Ma mère est morte quelques mois après la naissance d’Ariane. J’héritai de tout. Et alors ce fut deux années merveilleuses. J’étais folle de ma fille, voulais m’y dévouer entièrement. Je crois qu’elle aussi a été très heureuse. Je la cachais, j’avais peur que Jonathan ne découvre son existence. J’étais un peu moins active au sein des Mangemorts. Puis il m’a fallu terminer mes études.
Mais Jonathan avait très mal vécu mon départ, et il tenta de me retrouver par tous les moyens. Lorsqu’il découvrit l’existence de l’enfant, il l’enleva tout simplement, et m’intenta un procès. Quelqu’un avait vendu la mèche, avoué que je travaillais pour les Mangemorts ; dégoûté, il ne voulait pas me laisser sa fille. Incapable à l’époque de réunir les preuves suffisantes, les charges retenues contre moi furent alors mon instabilité psychologique et mon goût prononcé pour la Magie noire, mes fréquentations dangereuses. J’étais blessée au-delà de toute expression, et profondément désespérée. Je soupçonne aujourd’hui encore qu’il avait des contacts dans la justice magique ; il obtint la garde exclusive d’Ariane, j’eus interdiction de m’en approcher, et il ne lui parla jamais de moi.
*
Je devins enseignante à Poudlard. Après la défaite du Seigneur des Ténèbres, je m’en suis sortie car j’avais été peu impliquée pendant les deux dernières années ; aussi grâce à mon argent et mes relations. Les années qui suivirent l’enlèvement d’Ariane furent désespérantes. Entre temps je tentais de devenir plus influente, de gagner un certain statut ; je crois qu’au fond de moi je projetais une sorte de vengeance. J’allais aux bals, faisait des donations, m’investissais dans la vie du Ministère de la Magie. Je nouai des contacts étroits au département de la Justice Magique, notamment Owen Vaugh, qui était un de mes rares amants de l’époque.
Je revis ma fille pour la première fois dans le hall de Poudlard, le jour de sa répartition. Elle ignorait tout de moi. J’avais tellement attendu ce jour, mais elle ignorait tout de moi. Elle me connut en tant que professeur et ne m’apprécia pas, car j’étais assez cruelle avec beaucoup de mes élèves, et sévère, et parfois injuste, même si je tentais de me modérer en sa présence. Au cours du début de l’année, j’avais commencé à travailler sur un procès que j’intenterai à Jonathan ; je voulais obtenir la garde exclusive d’Ariane à mon tour, et lui interdire de l’approcher. Je gagnai le procès du fait de mes relations, et avouais notre lien de parenté à Ariane qui ne soupçonnait rien, autour des vacances de Noël.

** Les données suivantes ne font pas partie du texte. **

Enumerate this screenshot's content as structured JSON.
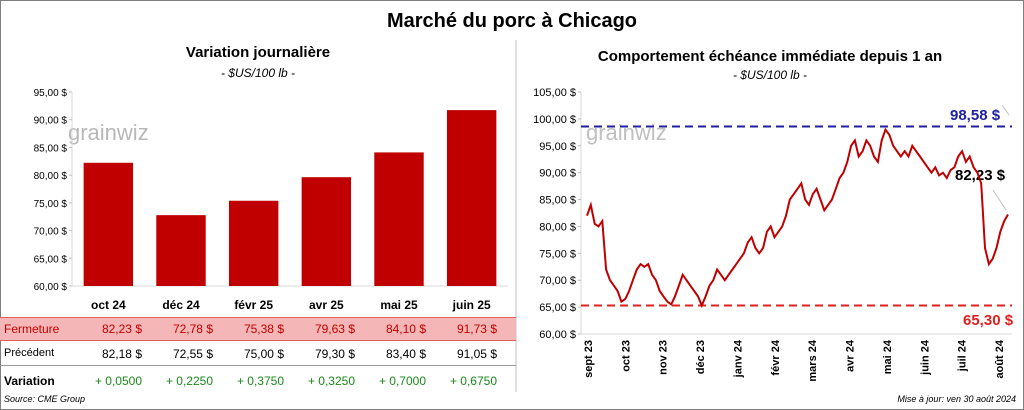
{
  "title": "Marché du porc à Chicago",
  "left": {
    "title": "Variation journalière",
    "subtitle": "- $US/100 lb -",
    "watermark": "grainwiz"
  },
  "right": {
    "title": "Comportement  échéance immédiate depuis 1 an",
    "subtitle": "- $US/100 lb -",
    "watermark": "grainwiz",
    "max_label": "98,58 $",
    "min_label": "65,30 $",
    "last_label": "82,23 $"
  },
  "table": {
    "rows": [
      {
        "label": "Fermeture",
        "values": [
          "82,23  $",
          "72,78  $",
          "75,38  $",
          "79,63  $",
          "84,10  $",
          "91,73  $"
        ]
      },
      {
        "label": "Précédent",
        "values": [
          "82,18  $",
          "72,55  $",
          "75,00  $",
          "79,30  $",
          "83,40  $",
          "91,05  $"
        ]
      },
      {
        "label": "Variation",
        "values": [
          "+ 0,0500",
          "+ 0,2250",
          "+ 0,3750",
          "+ 0,3250",
          "+ 0,7000",
          "+ 0,6750"
        ]
      }
    ]
  },
  "footer": {
    "source": "Source: CME Group",
    "update": "Mise à jour: ven 30 août 2024"
  },
  "colors": {
    "bar": "#c00000",
    "max": "#1f1fa0",
    "min": "#e01f1f",
    "line": "#c00000",
    "green": "#1a8a1a",
    "highlight": "#f4b6b6"
  },
  "chart_data": [
    {
      "type": "bar",
      "categories": [
        "oct 24",
        "déc 24",
        "févr 25",
        "avr 25",
        "mai 25",
        "juin 25"
      ],
      "values": [
        82.23,
        72.78,
        75.38,
        79.63,
        84.1,
        91.73
      ],
      "ylim": [
        60,
        95
      ],
      "yticks": [
        "60,00 $",
        "65,00 $",
        "70,00 $",
        "75,00 $",
        "80,00 $",
        "85,00 $",
        "90,00 $",
        "95,00 $"
      ],
      "grid": false
    },
    {
      "type": "line",
      "x_labels": [
        "sept 23",
        "oct 23",
        "nov 23",
        "déc 23",
        "janv 24",
        "févr 24",
        "mars 24",
        "avr 24",
        "mai 24",
        "juin 24",
        "juil 24",
        "août 24"
      ],
      "ylim": [
        60,
        105
      ],
      "yticks": [
        "60,00 $",
        "65,00 $",
        "70,00 $",
        "75,00 $",
        "80,00 $",
        "85,00 $",
        "90,00 $",
        "95,00 $",
        "100,00 $",
        "105,00 $"
      ],
      "reference_lines": [
        {
          "value": 98.58
        },
        {
          "value": 65.3
        }
      ],
      "last_value": 82.23,
      "series": [
        {
          "values": [
            82,
            84,
            80.5,
            80,
            81,
            72,
            70,
            69,
            68,
            66,
            66.5,
            68,
            70,
            72,
            73,
            72.5,
            73,
            71,
            70,
            68,
            67,
            66,
            65.5,
            67,
            69,
            71,
            70,
            69,
            68,
            67,
            65.3,
            67,
            69,
            70,
            72,
            71,
            70,
            71,
            72,
            73,
            74,
            75,
            77,
            78,
            76,
            75,
            76,
            79,
            80,
            78,
            79,
            80,
            82,
            85,
            86,
            87,
            88,
            85,
            84,
            86,
            87,
            85,
            83,
            84,
            85,
            87,
            89,
            90,
            92,
            95,
            96,
            93,
            94,
            96,
            95,
            93,
            92,
            96,
            98,
            97,
            95,
            94,
            93,
            94,
            93,
            95,
            94,
            93,
            92,
            91,
            90,
            91,
            89.5,
            90,
            89,
            90.5,
            91,
            93,
            94,
            92,
            93,
            91,
            90,
            88,
            76,
            73,
            74,
            76,
            79,
            81,
            82.23
          ]
        }
      ]
    }
  ]
}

La réaction d’Ariane fut orageuse. Elle me détestait de l’avoir arrachée aussi violemment à son père, de m’être immiscée de cette façon si brutale dans sa vie. Notre cohabitation marchait mal, mais elle me ravissait cependant ; je l’adorais, étais trop heureuse de passer du temps avec elle, même de cette façon. J’avais l’impression d’avoir retrouvé la plus importante partie de moi-même ; mais cette partie semblait vouloir se dérober sans cesse. Pendant deux années difficiles, je tentais de la dompter et de la remodeler à mon image, mais elle était libre et très sauvage. Finalement, Jonathan et moi avons fini par instaurer un système de garde partagée jusqu’à la majorité d’Ariane.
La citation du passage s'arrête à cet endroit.